English | 中文 | Русский | Français
2,590 Posts served
8,335 Conversations started
One of the nice things about working on open source code is that any interesting findings can be freely discussed, such as in this blog. With that in mind I recently took up a project to optimize performance of the popular LAME mp3 encoder. Over the years I had seen LAME used in several other studies involving threading, compiler optimization, new architecture evaluation and the like. I wasn’t sure if any new frontier remained for me to discover. However, an initial VTune profiling session turned up some “low hanging fruit” optimization targets that I picked apart for a 70% reduction in encode time. I’ll try to cover these changes in detail over the next few posts.
The first thing that jumped out from the VTune run was a function called “quantize_xrpow_lines”. This was one of the top hotspot functions, consuming about 10% of the total run-time. Here is a link to the latest source file residing on Sourceforge:
http://lame.cvs.sourceforge.net/viewvc/lame/lame/libmp3lame/takehiro.c?revision=1.75&view=markup
The code employs a bit of trickery known as the “Takehiro IEEE754 hack” which uses a sequence of adds to convert a floating point value to its integer counterpart. The hack was conceived back in 2000, during the era of MSVC++ 6.0 which used an expensive _ftol service routine to convert floats to ints. Coincidentally I wrote an article about this issue back then that is still on-line at http://software.intel.com/en-us/articles/fast-floating-point-to-integer-conversions/ (note you may need to Google for it, the page has moved around more than transient NBA coach Larry Brown over the years). The gist of the paper is that prior to the Pentium III, the x86 ISA did not provide instructions that explicitly performed the float-to-int truncation cast required by the ANSI C standard. The ftol routine had to modify the FP control word to achieve this behavior on the x87 stack. At that time, the “magic float” hack was a method to improve convert performance without requiring any of the new SSE instructions that were emerging on the latest CPU’s.
Getting back to the present day mindset, SSE has been around for years and the most common compilers will at least generate scalar forms of the instructions. Also, the hardware implementations of convert-truncate instructions (e.g. CVTTSS2SI) have improved to where they only take a few cycles on Core2 Duo. Since the hotspot code does two such converts in a tight loop, I wanted to see if the Takehiro hack was still providing the benefits originally intended.

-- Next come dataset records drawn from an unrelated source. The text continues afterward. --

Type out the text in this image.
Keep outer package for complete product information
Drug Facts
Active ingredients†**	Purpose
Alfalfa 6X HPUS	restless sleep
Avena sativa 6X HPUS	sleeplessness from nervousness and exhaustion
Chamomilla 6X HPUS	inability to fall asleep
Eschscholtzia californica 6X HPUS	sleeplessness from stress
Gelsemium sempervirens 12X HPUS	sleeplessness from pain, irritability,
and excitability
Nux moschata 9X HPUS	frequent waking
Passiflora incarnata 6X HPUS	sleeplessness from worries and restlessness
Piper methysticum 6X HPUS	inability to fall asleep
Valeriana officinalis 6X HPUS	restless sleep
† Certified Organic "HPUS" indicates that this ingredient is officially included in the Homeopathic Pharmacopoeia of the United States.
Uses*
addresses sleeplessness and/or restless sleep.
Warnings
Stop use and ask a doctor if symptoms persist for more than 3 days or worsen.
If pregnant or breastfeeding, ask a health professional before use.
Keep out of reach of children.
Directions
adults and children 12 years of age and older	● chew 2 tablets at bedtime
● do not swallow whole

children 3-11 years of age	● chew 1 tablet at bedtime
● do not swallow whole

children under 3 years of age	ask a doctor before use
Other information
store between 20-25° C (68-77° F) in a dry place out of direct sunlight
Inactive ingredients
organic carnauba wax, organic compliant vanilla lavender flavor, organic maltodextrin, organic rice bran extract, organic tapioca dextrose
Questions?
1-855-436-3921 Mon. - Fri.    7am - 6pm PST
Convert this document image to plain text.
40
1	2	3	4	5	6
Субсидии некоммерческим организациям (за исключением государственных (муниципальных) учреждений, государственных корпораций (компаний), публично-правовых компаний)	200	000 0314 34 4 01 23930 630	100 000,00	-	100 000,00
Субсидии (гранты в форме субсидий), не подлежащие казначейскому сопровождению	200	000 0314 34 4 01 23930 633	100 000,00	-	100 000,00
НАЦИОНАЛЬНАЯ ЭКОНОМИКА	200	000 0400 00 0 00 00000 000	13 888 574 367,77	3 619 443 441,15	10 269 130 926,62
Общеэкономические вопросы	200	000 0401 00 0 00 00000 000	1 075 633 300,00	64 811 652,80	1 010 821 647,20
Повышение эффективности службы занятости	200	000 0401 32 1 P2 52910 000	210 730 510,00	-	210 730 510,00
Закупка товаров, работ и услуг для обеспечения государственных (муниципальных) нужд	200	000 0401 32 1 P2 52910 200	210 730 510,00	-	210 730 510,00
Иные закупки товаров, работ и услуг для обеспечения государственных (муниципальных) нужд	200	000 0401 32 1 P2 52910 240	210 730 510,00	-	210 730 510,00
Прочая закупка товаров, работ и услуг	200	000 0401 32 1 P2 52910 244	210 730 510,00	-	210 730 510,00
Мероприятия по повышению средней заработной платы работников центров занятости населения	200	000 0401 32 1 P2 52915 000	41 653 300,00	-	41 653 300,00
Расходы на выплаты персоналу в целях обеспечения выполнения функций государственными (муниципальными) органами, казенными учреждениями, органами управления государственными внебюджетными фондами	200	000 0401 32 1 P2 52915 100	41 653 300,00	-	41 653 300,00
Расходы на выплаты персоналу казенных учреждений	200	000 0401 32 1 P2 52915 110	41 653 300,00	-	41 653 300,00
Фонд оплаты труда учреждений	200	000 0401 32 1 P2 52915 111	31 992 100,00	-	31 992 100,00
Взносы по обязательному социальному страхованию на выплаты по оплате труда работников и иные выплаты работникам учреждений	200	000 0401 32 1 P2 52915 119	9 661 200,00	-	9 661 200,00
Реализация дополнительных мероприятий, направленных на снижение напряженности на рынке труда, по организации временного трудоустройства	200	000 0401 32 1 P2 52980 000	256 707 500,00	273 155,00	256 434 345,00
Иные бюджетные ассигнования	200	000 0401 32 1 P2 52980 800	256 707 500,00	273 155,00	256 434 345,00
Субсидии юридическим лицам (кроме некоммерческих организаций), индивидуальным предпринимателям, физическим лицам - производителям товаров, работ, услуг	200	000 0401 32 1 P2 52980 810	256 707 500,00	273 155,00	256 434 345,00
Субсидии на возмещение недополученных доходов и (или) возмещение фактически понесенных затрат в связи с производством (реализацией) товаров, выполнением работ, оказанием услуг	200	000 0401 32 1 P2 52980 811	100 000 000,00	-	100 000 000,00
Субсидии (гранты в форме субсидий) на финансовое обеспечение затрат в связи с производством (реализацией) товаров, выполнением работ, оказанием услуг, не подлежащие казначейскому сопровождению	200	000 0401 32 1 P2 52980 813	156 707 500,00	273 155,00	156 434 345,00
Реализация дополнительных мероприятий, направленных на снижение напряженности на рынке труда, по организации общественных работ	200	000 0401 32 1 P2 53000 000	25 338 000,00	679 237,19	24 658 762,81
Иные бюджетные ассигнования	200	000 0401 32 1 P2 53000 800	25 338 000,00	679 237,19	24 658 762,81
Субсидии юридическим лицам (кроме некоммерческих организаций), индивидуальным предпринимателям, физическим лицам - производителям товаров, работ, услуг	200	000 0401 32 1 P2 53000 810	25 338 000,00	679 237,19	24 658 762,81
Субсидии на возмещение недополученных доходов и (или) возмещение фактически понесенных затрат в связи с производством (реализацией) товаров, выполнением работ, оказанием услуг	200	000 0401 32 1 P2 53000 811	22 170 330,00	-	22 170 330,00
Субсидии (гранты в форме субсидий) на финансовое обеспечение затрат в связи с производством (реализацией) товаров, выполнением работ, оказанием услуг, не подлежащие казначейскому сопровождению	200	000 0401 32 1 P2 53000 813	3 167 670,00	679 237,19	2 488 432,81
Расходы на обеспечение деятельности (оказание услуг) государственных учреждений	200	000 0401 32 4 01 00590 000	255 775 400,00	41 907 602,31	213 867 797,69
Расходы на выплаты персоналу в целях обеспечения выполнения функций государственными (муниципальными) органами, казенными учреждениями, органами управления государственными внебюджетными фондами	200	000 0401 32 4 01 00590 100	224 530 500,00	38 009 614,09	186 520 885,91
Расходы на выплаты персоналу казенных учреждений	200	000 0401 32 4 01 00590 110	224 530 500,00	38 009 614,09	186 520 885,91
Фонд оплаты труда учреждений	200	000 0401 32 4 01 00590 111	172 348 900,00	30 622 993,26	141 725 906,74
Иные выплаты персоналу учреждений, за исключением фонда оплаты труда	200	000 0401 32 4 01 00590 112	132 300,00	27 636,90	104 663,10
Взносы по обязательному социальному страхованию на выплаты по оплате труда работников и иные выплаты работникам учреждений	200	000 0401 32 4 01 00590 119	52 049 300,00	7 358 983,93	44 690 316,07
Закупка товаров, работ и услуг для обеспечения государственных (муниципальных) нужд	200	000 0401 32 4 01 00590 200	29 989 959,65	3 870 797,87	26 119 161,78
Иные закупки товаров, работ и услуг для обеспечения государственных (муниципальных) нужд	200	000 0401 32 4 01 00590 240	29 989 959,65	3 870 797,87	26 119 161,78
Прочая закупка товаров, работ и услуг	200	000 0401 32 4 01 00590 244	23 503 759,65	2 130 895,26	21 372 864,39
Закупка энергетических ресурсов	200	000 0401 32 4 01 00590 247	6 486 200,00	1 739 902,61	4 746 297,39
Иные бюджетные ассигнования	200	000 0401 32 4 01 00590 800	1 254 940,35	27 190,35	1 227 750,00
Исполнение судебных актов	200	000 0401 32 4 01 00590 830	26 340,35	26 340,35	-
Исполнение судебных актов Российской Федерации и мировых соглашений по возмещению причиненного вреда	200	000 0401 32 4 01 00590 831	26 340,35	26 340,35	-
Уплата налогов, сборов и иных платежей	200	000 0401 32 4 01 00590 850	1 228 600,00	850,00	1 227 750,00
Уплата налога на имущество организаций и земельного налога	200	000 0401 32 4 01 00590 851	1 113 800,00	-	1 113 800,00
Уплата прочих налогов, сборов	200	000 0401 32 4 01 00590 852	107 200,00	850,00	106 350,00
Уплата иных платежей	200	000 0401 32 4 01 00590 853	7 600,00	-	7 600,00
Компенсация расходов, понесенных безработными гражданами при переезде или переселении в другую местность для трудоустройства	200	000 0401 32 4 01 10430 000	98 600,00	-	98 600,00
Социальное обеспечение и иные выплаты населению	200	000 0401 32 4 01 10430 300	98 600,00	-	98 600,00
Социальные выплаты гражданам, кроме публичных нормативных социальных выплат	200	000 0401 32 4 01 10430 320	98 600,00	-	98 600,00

Ultimately I found that disabling the hack and reverting to the original code leads to 30% faster encoding time, under certain compilation conditions. The best result comes from building with Intel Compiler 10.1 and the –QxT switch which targets Supplemental SSE3 code generation (note, -QxW SSE2 code generation is nearly as fast but I’m sure our compiler group would like to promote the latest switches). MSVC++ 2005 compilation also chips off significant encoding time as long as you use the switch combination “/arch:SSE2 /fp:fast”. Those parameters allow the compiler to generate SSE2 code by default and relax precision requirements. (Without the latter, MSVC will do all calculations in double precision, even if the source code specifies float data types. Double precision is free on the x87 floating-point stack, but in the SSE context you’ll see many CVTSS2SD and CVTSD2SS instructions throughout the code which will cripple performance.)
Finally, though it only gave a modest performance gain, I came up with a more concise coding of the “quantize_xrpow_lines” loop:
for(i=0; i < l; i++) { float x0 = xr[i] * istep; int rx0 = (int)x0; x0 += adj43[rx0]; ix[i] = (int)x0; }
The adj43 table lookup prevents a straightforward SIMD implementation,but the Intel Compiler can still vectorize this if you specify “#pragma vector always”. It uses shift and unpack operations to extract the rx0 indices into general purpose registers and gather the array values back into one xmm register. This measured about 20% faster in a microkernel (aka a test app separate from the full encoder), but didn’t trim off any appreciable encode time. Nonetheless, restructuring the loop in this fashion leaves it in better position to leverage SIMD hardware improvements down the line.